Most metrics systems link timeseries to a string key, some add a few tags. They often lack information, use inconsistent formats and terminology, and are poorly organized. As the amount of people and software generating, processing, storing and visualizing metrics grows, this approach becomes very cumbersome and there is a lot to be gained from taking a step back and re-thinking metric identifiers and metadata.

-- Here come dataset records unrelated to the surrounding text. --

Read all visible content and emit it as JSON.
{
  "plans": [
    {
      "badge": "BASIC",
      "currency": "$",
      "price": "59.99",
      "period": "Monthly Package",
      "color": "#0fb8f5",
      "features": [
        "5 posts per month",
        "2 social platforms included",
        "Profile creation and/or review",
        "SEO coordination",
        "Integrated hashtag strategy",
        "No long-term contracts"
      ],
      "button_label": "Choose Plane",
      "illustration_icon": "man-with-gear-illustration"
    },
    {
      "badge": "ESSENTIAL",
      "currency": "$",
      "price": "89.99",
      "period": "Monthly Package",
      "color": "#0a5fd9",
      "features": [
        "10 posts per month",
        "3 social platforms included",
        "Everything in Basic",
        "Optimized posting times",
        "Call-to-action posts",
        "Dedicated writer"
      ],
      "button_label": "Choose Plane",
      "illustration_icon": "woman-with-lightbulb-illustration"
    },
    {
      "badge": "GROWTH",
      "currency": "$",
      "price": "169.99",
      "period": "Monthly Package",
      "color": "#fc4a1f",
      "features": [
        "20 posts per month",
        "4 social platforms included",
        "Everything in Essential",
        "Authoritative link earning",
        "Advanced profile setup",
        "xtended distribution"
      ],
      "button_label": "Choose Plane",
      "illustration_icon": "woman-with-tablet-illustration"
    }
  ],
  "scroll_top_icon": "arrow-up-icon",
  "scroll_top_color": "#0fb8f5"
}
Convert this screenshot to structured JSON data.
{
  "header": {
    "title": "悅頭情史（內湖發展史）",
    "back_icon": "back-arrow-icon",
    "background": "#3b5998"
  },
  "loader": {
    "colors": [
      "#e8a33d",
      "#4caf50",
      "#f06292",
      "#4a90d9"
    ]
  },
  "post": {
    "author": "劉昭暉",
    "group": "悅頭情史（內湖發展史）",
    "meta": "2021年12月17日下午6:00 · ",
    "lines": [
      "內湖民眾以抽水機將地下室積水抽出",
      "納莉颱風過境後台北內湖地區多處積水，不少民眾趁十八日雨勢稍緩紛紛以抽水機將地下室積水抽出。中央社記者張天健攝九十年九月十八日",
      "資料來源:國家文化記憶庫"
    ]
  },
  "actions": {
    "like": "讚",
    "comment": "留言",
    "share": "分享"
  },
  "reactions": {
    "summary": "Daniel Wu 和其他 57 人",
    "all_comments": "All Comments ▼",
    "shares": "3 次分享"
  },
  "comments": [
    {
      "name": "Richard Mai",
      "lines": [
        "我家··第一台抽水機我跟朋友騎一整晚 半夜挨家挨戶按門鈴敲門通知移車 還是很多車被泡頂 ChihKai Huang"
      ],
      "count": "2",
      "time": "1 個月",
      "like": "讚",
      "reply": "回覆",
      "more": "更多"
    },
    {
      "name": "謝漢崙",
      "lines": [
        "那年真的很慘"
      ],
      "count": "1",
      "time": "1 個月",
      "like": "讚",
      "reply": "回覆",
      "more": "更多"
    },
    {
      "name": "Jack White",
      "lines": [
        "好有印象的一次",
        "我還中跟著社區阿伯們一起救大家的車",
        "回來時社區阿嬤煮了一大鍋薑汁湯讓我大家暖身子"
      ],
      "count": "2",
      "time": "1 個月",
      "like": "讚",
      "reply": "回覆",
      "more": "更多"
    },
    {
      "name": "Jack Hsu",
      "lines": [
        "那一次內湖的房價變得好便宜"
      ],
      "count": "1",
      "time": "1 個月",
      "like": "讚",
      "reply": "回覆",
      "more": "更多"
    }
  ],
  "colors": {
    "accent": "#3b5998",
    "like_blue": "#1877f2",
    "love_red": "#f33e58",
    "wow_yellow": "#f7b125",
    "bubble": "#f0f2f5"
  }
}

Metrics 2.0 is a set of conventions around metrics: With barely any extra work metrics become self-describing and standardized. Compatibility between tools increases dramatically, dashboards can automatically convert information needs into graphs, graph renderers can present data more usefully, anomaly detection and aggregators can work more autonomously and avoid common mistakes. Result: less micromanaging of software and configuration, quicker results, more clarity. Less frustration and room for errors.

This talk will also cover the tools that turn this concept into production-ready reality:

Graph-Explorer is an application that integrates with Graphite. Enter an expression that represents an information need and it generates the corresponding graphs or alerting rules, automatically applying unit conversion, aggregation, processing, etc.

Statsdaemon is an aggregation daemon like Etsy's Statsd that expresses performed aggregations and statistical operations by updating the metrics tags, making sure that the metric metadata always corresponds to the data.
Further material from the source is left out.